正如 @Anonymouse 建议的那样,您可以使用 96 位(即 12 个字节)来表示一天,因此从凌晨 1:00 开始的 30 分钟会议将表示为 110000,您可以使用简单的 | 。对所有数字进行操作。
时间 O(n) 内存 O(12n) 字节。理论上会快得多。
给定一个会议[开始时间(以分钟为单位),结束时间(以分钟为单位)]。
当 Sc重叠时,将两个会议(Sa 和 Sb)合并到 Sc 中
[最小值(SA-start,SB-start),最大值(SA-end,SB-end)] 并将合并的会议存储在集合中。如果不重叠,则可以单独存储它们。
我们知道一天的总分钟数 = 24 * 60 = 1440
如果您有 15 分钟单位,那么它会变成 24 * 60 / 15 = 96(低于 1 字节),
因此每个计划需要 2 字节,即字节开始、结束。
时间 O(n) 内存 O(2n) 字节
如果您稍后必须删除会议,这两种方法都不起作用。为此,您肯定会单独举行所有原始会议日程。
As @Anonymouse suggested you can use 96 bits i.e. 12 bytes to represent a day so a 30 min meeting starting at 1:00 Am would be represented as 110000 and you can use simple | operation on all numbers.
Time O(n) Memory O(12n) byte. It would be way faster theoretically.
Given a Meeting [start time in minute, end time in minute].
Merging two meetings (Sa & Sb) into Sc when overlapping
Sc [ minimum (SA-start, SB-start), maximum (SA-end, SB-end) ] and storing merged meetings in collection. If not overlapping then you can store them separately.

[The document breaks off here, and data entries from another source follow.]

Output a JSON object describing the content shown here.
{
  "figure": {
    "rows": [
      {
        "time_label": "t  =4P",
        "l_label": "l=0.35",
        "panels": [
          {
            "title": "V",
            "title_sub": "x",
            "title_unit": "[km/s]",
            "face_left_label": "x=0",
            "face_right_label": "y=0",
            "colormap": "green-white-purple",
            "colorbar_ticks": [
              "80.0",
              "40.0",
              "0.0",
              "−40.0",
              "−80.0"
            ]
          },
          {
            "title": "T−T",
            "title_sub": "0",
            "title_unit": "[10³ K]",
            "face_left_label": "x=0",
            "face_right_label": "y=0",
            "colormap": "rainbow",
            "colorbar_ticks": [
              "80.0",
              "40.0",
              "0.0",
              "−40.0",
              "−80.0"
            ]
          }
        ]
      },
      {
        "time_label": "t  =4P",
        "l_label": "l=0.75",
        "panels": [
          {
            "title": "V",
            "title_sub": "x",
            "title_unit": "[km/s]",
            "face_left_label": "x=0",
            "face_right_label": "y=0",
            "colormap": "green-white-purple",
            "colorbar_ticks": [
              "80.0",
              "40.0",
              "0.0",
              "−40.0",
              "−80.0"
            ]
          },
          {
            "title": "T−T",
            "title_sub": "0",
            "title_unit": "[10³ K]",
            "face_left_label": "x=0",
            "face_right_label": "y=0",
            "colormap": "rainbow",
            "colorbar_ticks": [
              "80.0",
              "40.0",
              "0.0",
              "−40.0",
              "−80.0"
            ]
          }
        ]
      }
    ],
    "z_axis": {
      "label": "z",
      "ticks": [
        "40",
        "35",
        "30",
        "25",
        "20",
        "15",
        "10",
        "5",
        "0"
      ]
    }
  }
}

We know that total minutes in a day = 24 * 60 = 1440
If you have 15 minute unit then it becomes 24 * 60 / 15 = 96 (under 1 byte)
So you need 2 byte per schedule i.e. byte start, end.
Time O(n) Memory O(2n) byte
Both approach won't work if you have to delete a meeting later. For that you would definitely to hold all original meeting schedule separately.